Acosta Danza presented four works to a large and enthusiastic audience at Sadler’s Wells last night. The evening opened with Raúl Reinoso’s Satori, a piece that brought together movement, music, costumes and lighting with strong dramatic effect, unifying them in the dance. The visual impact was powerful right from the start, as spotlights picked out dancers, male and female, surrounded by huge circular skirts that spread around them on the stage. Billowing cloth created the illusion of a mountainous landscape viewed from above, as a dancer bourréed on pointe from side to side, facing the audience, her arms extended, like a hovering bird. In another scene, a curtain suspended a little above floor-level at the back of the stage, revealed the legs and feet of a line of dancers working their way through a rigorous centre practice routine, from pliés and battements tendus, to petits battements serrés. The changing scenes, characterised by the sound of different musical instruments (percussion, strings, woodwind, or the human voice), and colours that morphed from blue to orange or red and back again, seemed open to various interpretations; the programme note explained that they were inspired by Zen Buddhism’s journey into the interior.

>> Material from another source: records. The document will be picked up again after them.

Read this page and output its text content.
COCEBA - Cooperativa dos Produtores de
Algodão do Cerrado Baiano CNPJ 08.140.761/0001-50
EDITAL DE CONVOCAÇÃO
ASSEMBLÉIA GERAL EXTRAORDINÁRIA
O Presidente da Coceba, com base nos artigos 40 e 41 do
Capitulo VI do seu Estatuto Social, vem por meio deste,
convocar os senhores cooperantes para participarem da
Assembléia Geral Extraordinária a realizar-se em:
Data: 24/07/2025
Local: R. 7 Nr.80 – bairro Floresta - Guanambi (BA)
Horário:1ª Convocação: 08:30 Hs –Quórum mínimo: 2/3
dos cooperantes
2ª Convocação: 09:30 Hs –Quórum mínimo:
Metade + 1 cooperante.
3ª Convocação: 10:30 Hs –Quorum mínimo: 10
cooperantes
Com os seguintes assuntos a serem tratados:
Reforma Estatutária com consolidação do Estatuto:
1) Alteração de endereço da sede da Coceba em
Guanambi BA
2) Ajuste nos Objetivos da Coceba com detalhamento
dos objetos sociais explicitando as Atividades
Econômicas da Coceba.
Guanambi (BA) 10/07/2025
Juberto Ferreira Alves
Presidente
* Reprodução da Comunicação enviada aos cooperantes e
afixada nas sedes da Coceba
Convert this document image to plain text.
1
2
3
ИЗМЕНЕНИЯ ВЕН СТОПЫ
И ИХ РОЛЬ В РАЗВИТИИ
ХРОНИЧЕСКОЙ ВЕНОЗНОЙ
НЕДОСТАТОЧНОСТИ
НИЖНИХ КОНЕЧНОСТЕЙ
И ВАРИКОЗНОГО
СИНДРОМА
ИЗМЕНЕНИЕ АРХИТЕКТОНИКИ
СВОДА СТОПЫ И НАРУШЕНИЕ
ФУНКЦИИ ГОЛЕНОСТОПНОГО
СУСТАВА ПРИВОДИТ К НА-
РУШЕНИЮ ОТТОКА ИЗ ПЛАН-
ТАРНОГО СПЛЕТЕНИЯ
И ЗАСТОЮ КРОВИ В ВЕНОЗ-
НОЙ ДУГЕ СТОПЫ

Pontus Lidberg’s Paysage, Soudain, la nuit drew on Cuban rumba, using a score by Leo Brouwer and an on-stage installation suggestive of long grass by Elizabet Cerviño. Rhythmic and fluid, it was as if the white-clothed dancers had magically appeared in a landscape, dancing out of doors as day turned to night.

Faun, by Sidi Larbi Cherkaoui, took on the near impossible task of following in the footsteps of Vaslav Nijinsky and the myth that surrounds his ballet L’après-midi d’un faune. Additional music by Nitin Sawhney disrupted Claude Debussy’s score, while the backdrop of tree trunks, and the images of leaves projected onto the stage, created a location nothing like Léon Bakst’s orientalising designs. The two dancers seemed barely human, like creatures scuttling in the undergrowth as they cautiously circled each other, then danced side by side, before entwining themselves intensely and intimately together. I half expected one to devour the other at the end of the dance.

Rooster, by Christopher Bruce to music by the Rolling Stones was the high spot of the evening. Carlos Acosta, making a guest appearance, was a charismatic presence, irresistibly drawing eyes towards him the moment he stepped on stage. The company gave a witty, tongue-in-cheek, performance of the work. Led by Acosta, the strutting men seemed well aware that their machismo was somewhat ridiculous, while the women held their own both dramatically, and artistically, particularly in the lovely lyrical solo to Ruby Tuesday.

Sadly the programme did not include a cast list, and so apart from Acosta himself, who is instantly recognisable even from the Second Circle, I was unable to identify individual dancers with any certainty.